But he couldn’t. Acheron was too important to the world.
Most of all, he was too important to Savitar personally.
Savitar waited until Styxx had poured water into a bowl for the dog before he appeared beside him.
Faster than he could blink, Styxx had a knife in one hand and a gun in the other. Both angled at Savitar’s head.
“Impressive.” Savitar hadn’t even known Styxx was armed.
Gone was any hint of the boy who’d been playing with his dog just moments before. This was the rigid general who had led armies and fought gods and gladiators in an arena with such strength and cunning that his enemies had been forced to resort to tricks and traps to defeat him.
As the old saying went, never say “why me.” Rather say, “try me.” That was Styxx in a nutshell.
Styxx glared his hatred. “What do you want?”
“You to point those somewhere else.”
He lowered them to Savitar’s groin.
“Cute.”
Smirking, Styxx tucked the gun into the holster at his back and returned the knife to the sheath on his forearm. “Whatever it is you want, it has nothing to do with me.”
“Some of the Atlantean gods have returned.”
“As I said, it has nothing to do with me.”
“They want vengeance.”
Styxx bent down to pull his water out from under his aba. “So?”
“On Acheron.”
Styxx took a swig of his bottled water before he capped it. “Nothing to do with me.”
“So that’s it, then? You’re just going to let your brother die? And he will.… There’s no way for him to survive this.”
Styxx swallowed the pain inside him. “Are you deaf? The gods know, Acheron has said it enough. I don’t have a brother.”
“The world as you know it will end.”
He laughed at that. “The world as I knew it ended the moment my wife and son were killed. And anything remotely related to the life I once lived ended while I was held prisoner for over eleven thousand years. I know nothing of this place and I have no dog in this fight. It has nothing to do with me,” he repeated. He headed toward his horse and camel.
“Tory’s pregnant again.”
Styxx froze as those words cut him to the quick. “Good for her … and Acheron.”
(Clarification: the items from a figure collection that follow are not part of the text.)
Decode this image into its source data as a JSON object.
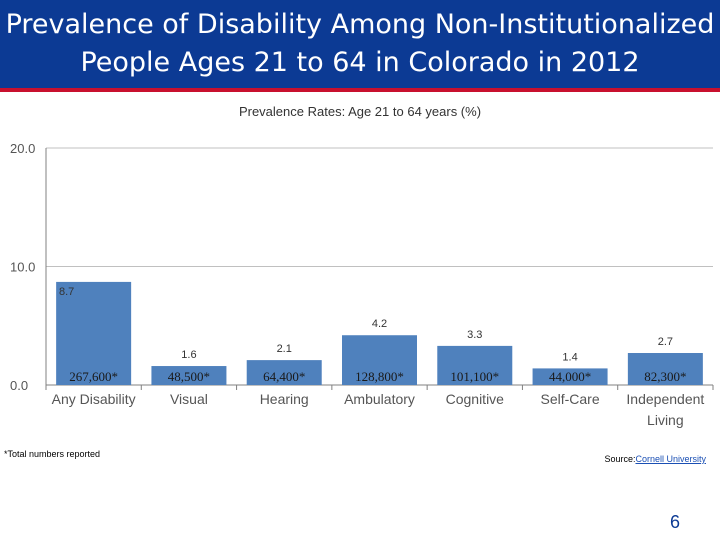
{
  "slide": {
    "title_line1": "Prevalence of Disability Among Non-Institutionalized",
    "title_line2": "People Ages 21 to 64 in Colorado in 2012",
    "footnote": "*Total numbers reported",
    "source_label": "Source:",
    "source_link": "Cornell University",
    "page_number": "6"
  },
  "colors": {
    "title_bg": "#0c3a94",
    "title_rule": "#c8102e",
    "bar": "#4f81bd",
    "grid": "#c0c0c0"
  },
  "chart_data": {
    "type": "bar",
    "title": "Prevalence Rates: Age 21 to 64 years (%)",
    "categories": [
      "Any Disability",
      "Visual",
      "Hearing",
      "Ambulatory",
      "Cognitive",
      "Self-Care",
      "Independent Living"
    ],
    "category_lines": [
      [
        "Any Disability"
      ],
      [
        "Visual"
      ],
      [
        "Hearing"
      ],
      [
        "Ambulatory"
      ],
      [
        "Cognitive"
      ],
      [
        "Self-Care"
      ],
      [
        "Independent",
        "Living"
      ]
    ],
    "values": [
      8.7,
      1.6,
      2.1,
      4.2,
      3.3,
      1.4,
      2.7
    ],
    "value_labels": [
      "8.7",
      "1.6",
      "2.1",
      "4.2",
      "3.3",
      "1.4",
      "2.7"
    ],
    "count_labels": [
      "267,600*",
      "48,500*",
      "64,400*",
      "128,800*",
      "101,100*",
      "44,000*",
      "82,300*"
    ],
    "yticks": [
      0,
      10,
      20
    ],
    "ytick_labels": [
      "0.0",
      "10.0",
      "20.0"
    ],
    "ylim": [
      0,
      20
    ],
    "xlabel": "",
    "ylabel": "",
    "grid": true
  }
}
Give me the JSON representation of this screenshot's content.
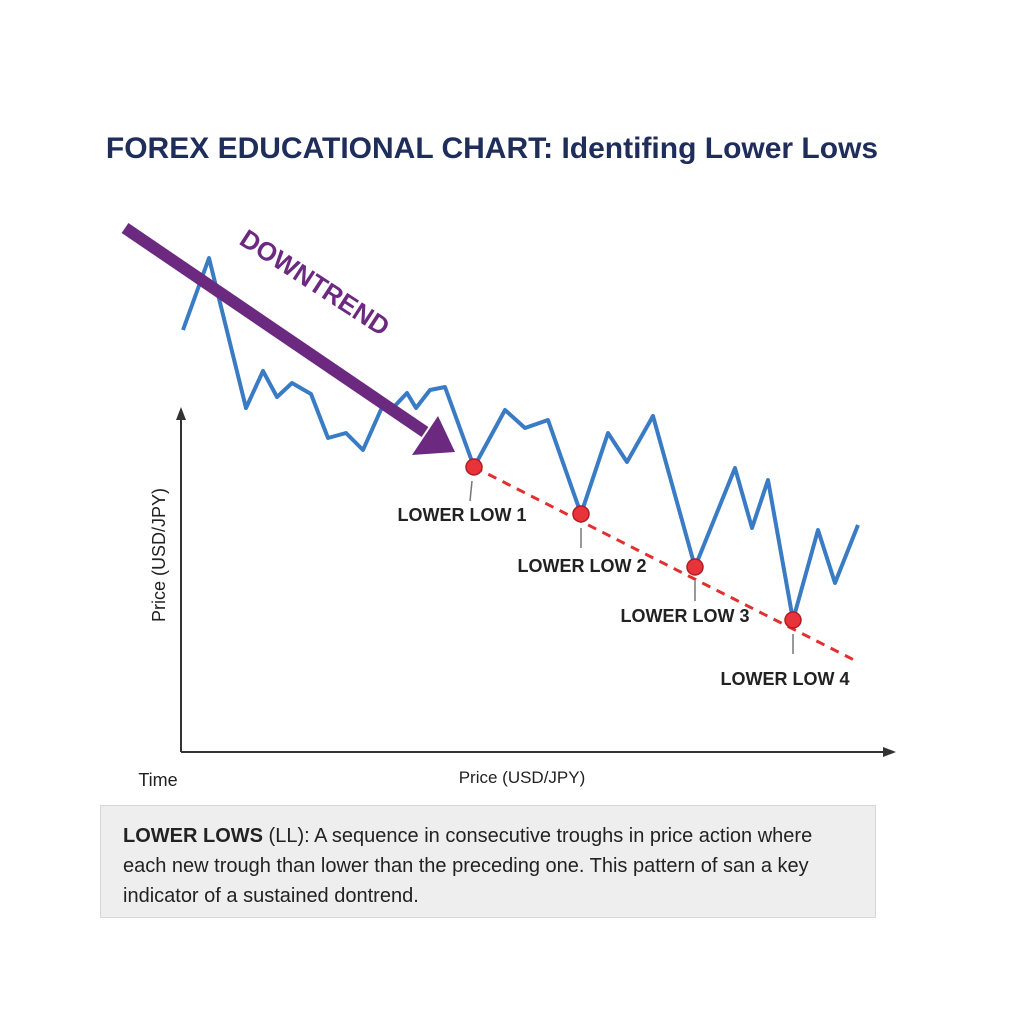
{
  "title": "FOREX EDUCATIONAL CHART: Identifing Lower Lows",
  "trend_label": "DOWNTREND",
  "y_axis_label": "Price (USD/JPY)",
  "x_axis_label": "Price (USD/JPY)",
  "time_label": "Time",
  "points": [
    {
      "label": "LOWER LOW 1"
    },
    {
      "label": "LOWER LOW 2"
    },
    {
      "label": "LOWER LOW 3"
    },
    {
      "label": "LOWER LOW 4"
    }
  ],
  "description": {
    "term": "LOWER LOWS",
    "text": " (LL): A sequence in consecutive troughs in price action where each new trough than lower than the preceding one. This pattern of san a key indicator of a sustained dontrend."
  }
}
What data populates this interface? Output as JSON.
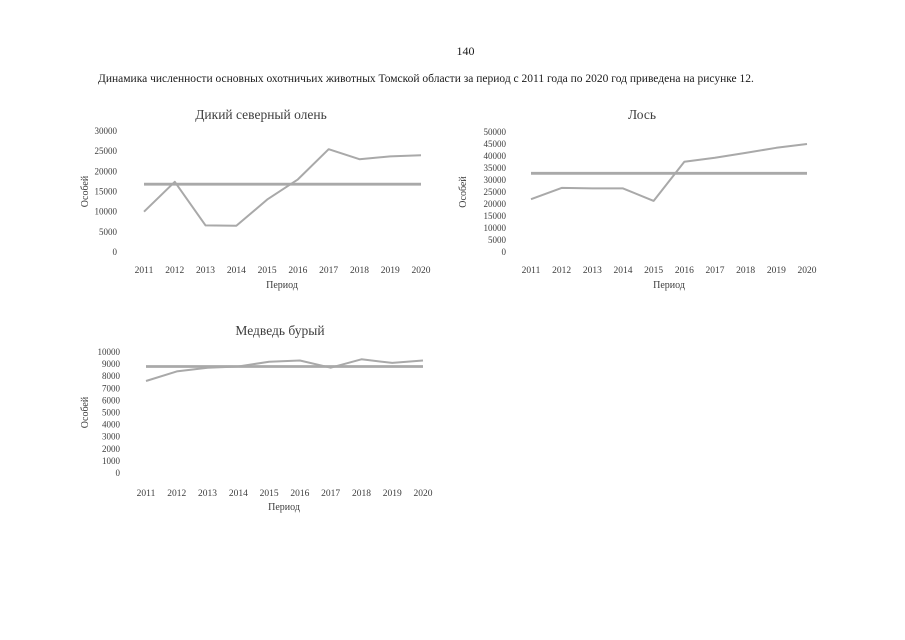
{
  "page": {
    "number": "140",
    "intro_text": "Динамика численности основных охотничьих животных Томской области за период с 2011 года по 2020 год приведена на рисунке 12."
  },
  "colors": {
    "line": "#a9a9a9",
    "chart_text": "#3d3d3d",
    "body_text": "#1a1a1a",
    "background": "#ffffff"
  },
  "chart_data": [
    {
      "type": "line",
      "title": "Дикий северный олень",
      "xlabel": "Период",
      "ylabel": "Особей",
      "categories": [
        "2011",
        "2012",
        "2013",
        "2014",
        "2015",
        "2016",
        "2017",
        "2018",
        "2019",
        "2020"
      ],
      "series": [
        {
          "values": [
            10000,
            17400,
            6600,
            6500,
            13000,
            18000,
            25500,
            23000,
            23700,
            24000
          ]
        },
        {
          "values": [
            16800,
            16800,
            16800,
            16800,
            16800,
            16800,
            16800,
            16800,
            16800,
            16800
          ]
        }
      ],
      "ylim": [
        0,
        30000
      ],
      "ytick_step": 5000,
      "grid": false,
      "legend": "none"
    },
    {
      "type": "line",
      "title": "Лось",
      "xlabel": "Период",
      "ylabel": "Особей",
      "categories": [
        "2011",
        "2012",
        "2013",
        "2014",
        "2015",
        "2016",
        "2017",
        "2018",
        "2019",
        "2020"
      ],
      "series": [
        {
          "values": [
            22000,
            26700,
            26500,
            26500,
            21300,
            37600,
            39300,
            41300,
            43400,
            45000
          ]
        },
        {
          "values": [
            32800,
            32800,
            32800,
            32800,
            32800,
            32800,
            32800,
            32800,
            32800,
            32800
          ]
        }
      ],
      "ylim": [
        0,
        50000
      ],
      "ytick_step": 5000,
      "grid": false,
      "legend": "none"
    },
    {
      "type": "line",
      "title": "Медведь бурый",
      "xlabel": "Период",
      "ylabel": "Особей",
      "categories": [
        "2011",
        "2012",
        "2013",
        "2014",
        "2015",
        "2016",
        "2017",
        "2018",
        "2019",
        "2020"
      ],
      "series": [
        {
          "values": [
            7600,
            8400,
            8700,
            8800,
            9200,
            9300,
            8700,
            9400,
            9100,
            9300
          ]
        },
        {
          "values": [
            8800,
            8800,
            8800,
            8800,
            8800,
            8800,
            8800,
            8800,
            8800,
            8800
          ]
        }
      ],
      "ylim": [
        0,
        10000
      ],
      "ytick_step": 1000,
      "grid": false,
      "legend": "none"
    }
  ]
}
“Are you really going to condemn an innocent woman and her two children to live without their husband and father?”
“That’s not fair!” he growled, glowering at the Chthonian he wanted to shoot.
“Life, like war, isn’t fair. It just is. Isn’t that what Galen taught you?”
Styxx winced at the reminder of all he’d lost … because of his brother and the gods he’d hated since the moment of his birth. “You’re not helping your case by reminding me of Apollo’s treachery, Chthonian.”
“Fine, then. Stay here in your desert. At least you’ll have the comfort of knowing Acheron’s widow and orphaned children will be able to commiserate with your pain.”
Whirling about in fury, Styxx threw the water bottle at him.